An Artilleryman's Diary–Jenkin Lloyd Jones, 6th Battery, Wisconsin Artillery.

Sequatchie Valley, Ala., Wednesday, Nov. 18. Reveille sounded before dawn and we were ordered to prepare to march, but they knew not at what hour. All baggage that could be spared was ordered to be left with camp guard. The knapsacks were to be left, but as the cannoneers did not feel disposed to lose all of them as at Vicksburg, they all strapped them on their backs to “tote ’em”. Failed to draw but one load of forage, so a vacant wagon was left and the knapsacks packed in much to the satisfaction of all.
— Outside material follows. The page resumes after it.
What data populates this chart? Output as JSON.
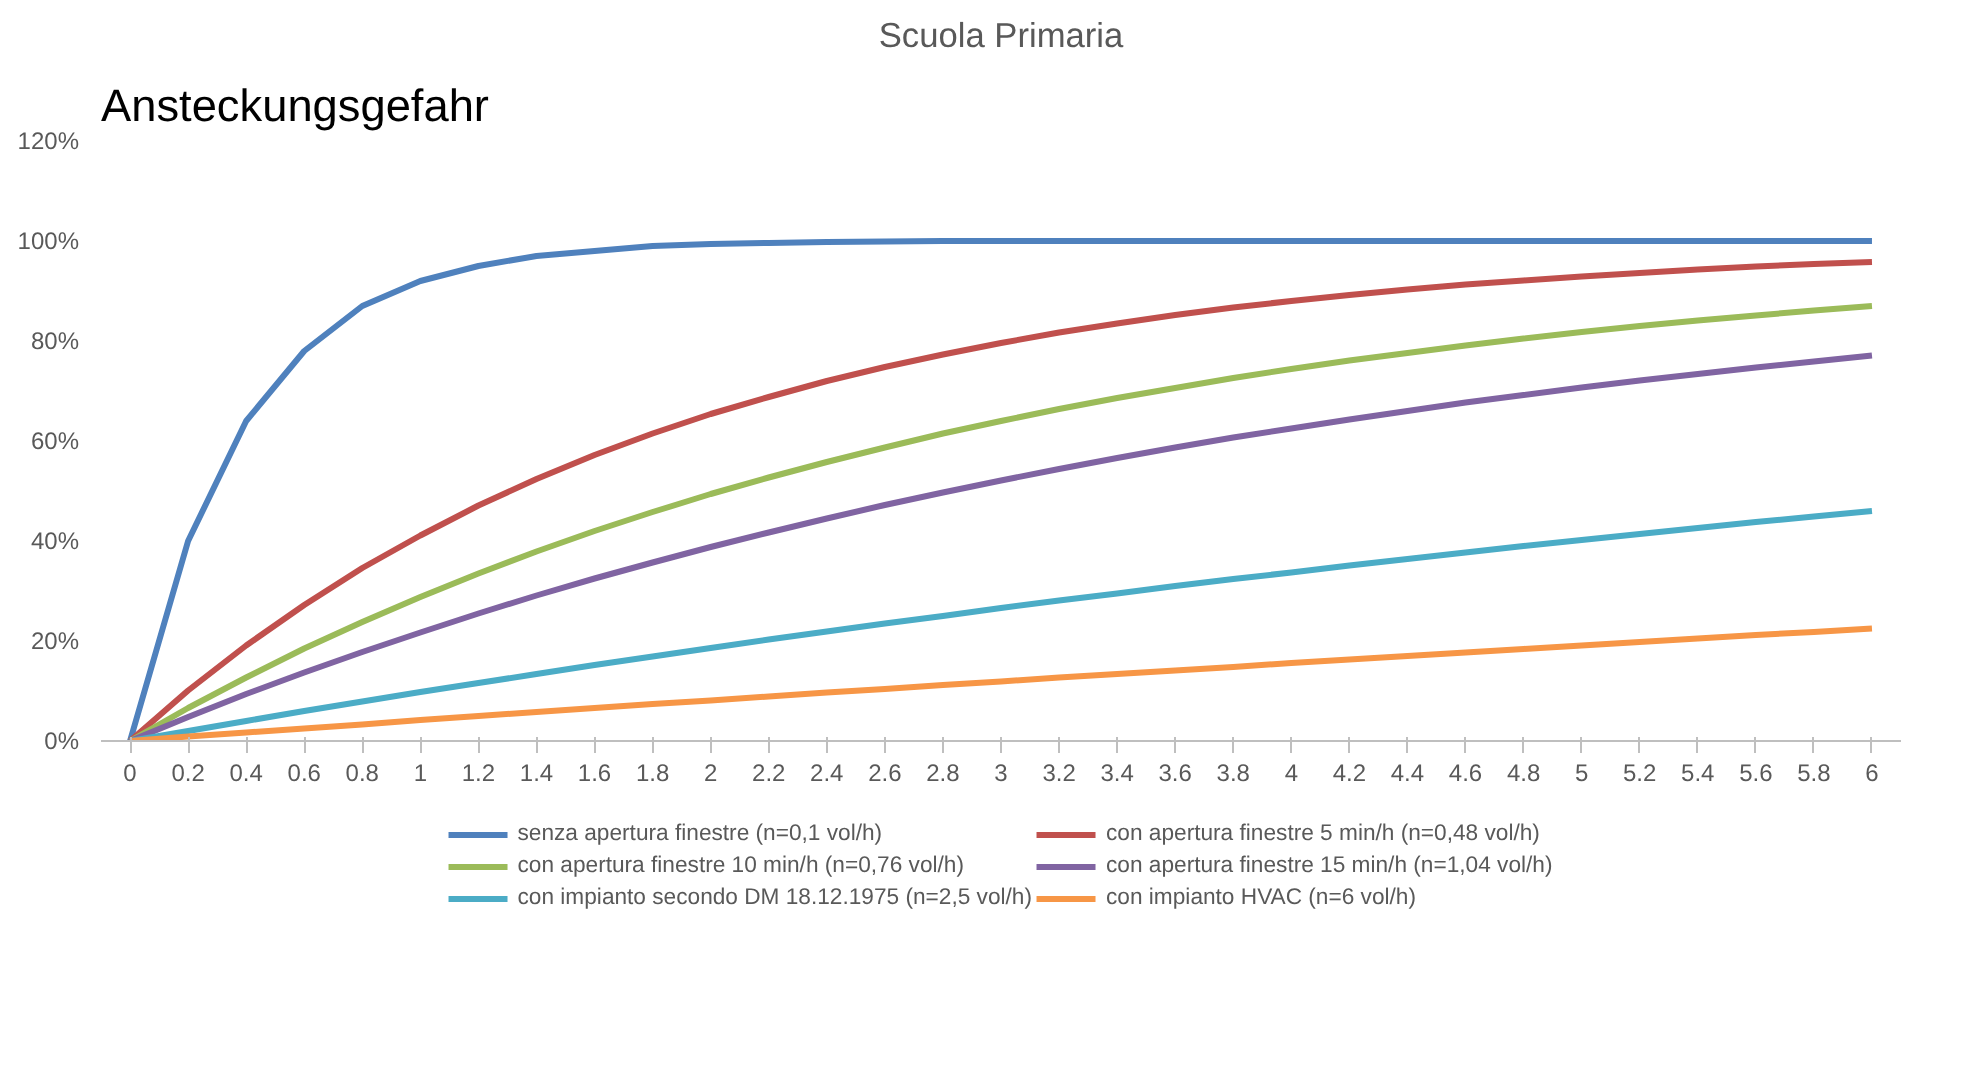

Hitched up at 6 A. M. Marched on to the hill where the infantry were encamped. The 2nd and 3rd Brigades had started, leaving tents standing. We were in the rear and compelled to lie in the road until 2 P. M. In the meantime a large mail was distributed. I received four letters, all from home, which of course were very acceptable. Moved down to the river where our Division had been crossing all day on the pontoon. No more than four wagons allowed on at a time, hence a tedious job. 4 P. M. we moved on to it. It consists of a firm scow boat anchored every sixteen feet and stringers laid across, over which were laid twelve-foot plank. It was narrow and shaky, but a tight rein and careful driving brought us over all safe. Had to cross two of them, an island occupied by Hooker’s men in the middle of the river. Men busy at work on R. R. bridge, but not near finished. Came to a halt two miles from the river and lay there over an hour to wait for the train to cross. Large fires were built and the infantry cooked their coffee in their little cans. It was quite dark before the bugle sounded and we marched on at a brisk rate till 9 P. M. Our road lay through the Sequatchie Valley, which was pretty well under cultivation, watered by a large stream coming out of the solid rock a few yards above us, one spring furnishing water enough to run a flouring mill. A large cave was close by, which is reported to be a curiosity, thirteen miles long, out of which saltpetre is dug, but I could not visit it. Unhitched our weary and hungry horses having had nothing but two quarts of corn all day, and but a scant feed last night. Made our bed in the open air and piled in supperless.